YOUR SOLIN GENERATED RECIPE
Crispy Baked Sweet and Sour Chicken
Enjoy a light twist on a classic takeout favorite with this Crispy Baked Sweet and Sour Chicken. The tender, juicy chicken breast is crisped up using a panko coating and paired with vibrant bell peppers and sweet pineapple. The homemade tangy sauce gives a perfect balance of sweet, sour, and savory notes, making it a fulfilling and flavorful meal.
INGREDIENTS
4 oz Chicken Breast
1/4 cup Panko Breadcrumbs
1 Egg White
1/2 cup Red Bell Pepper
1/2 cup Pineapple Chunks
1 tsp Olive Oil
1 tbsp Rice Vinegar
1 tsp Honey
1 tbsp Low-Sugar Ketchup
1 tbsp Low-Sodium Soy Sauce
PREPARATION
Preheat the oven to 425°F and line a baking sheet with parchment paper.
Slice the chicken breast into bite-sized pieces for even cooking.
In a bowl, lightly whisk the egg white to create a coating mixture.
Dredge the chicken pieces first in the egg white, then toss them in panko breadcrumbs until evenly coated.
Place the coated chicken on the prepared baking sheet, drizzle with olive oil, and bake for 15-18 minutes until crispy and cooked through.

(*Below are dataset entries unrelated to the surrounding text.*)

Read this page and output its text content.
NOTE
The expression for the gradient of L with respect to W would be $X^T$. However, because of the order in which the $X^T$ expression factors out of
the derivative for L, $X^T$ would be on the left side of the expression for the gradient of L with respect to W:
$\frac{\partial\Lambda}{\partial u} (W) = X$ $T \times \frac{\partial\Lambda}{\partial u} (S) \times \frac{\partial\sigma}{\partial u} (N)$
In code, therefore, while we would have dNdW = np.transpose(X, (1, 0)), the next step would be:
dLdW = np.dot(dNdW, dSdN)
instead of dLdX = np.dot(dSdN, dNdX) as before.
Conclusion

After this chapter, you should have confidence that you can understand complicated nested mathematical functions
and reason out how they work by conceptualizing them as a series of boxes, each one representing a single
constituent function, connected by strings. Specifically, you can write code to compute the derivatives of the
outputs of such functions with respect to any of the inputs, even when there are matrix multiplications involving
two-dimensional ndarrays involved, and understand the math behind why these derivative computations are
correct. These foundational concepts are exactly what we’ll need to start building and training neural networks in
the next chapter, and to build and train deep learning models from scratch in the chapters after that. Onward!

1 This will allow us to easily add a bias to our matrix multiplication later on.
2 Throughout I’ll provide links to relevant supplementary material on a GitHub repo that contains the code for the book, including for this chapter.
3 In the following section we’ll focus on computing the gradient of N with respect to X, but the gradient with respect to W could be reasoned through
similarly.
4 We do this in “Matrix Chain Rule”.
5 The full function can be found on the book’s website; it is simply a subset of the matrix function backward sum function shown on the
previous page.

Meanwhile, in a small saucepan, combine rice vinegar, honey, low-sugar ketchup, and low-sodium soy sauce. Heat gently and stir until the sauce is warmed through and slightly thickened.
Once the chicken is done, toss it with the sweet and sour sauce along with the red bell pepper slices and pineapple chunks for a burst of flavor and color.
Serve immediately and enjoy your balanced, flavorful meal.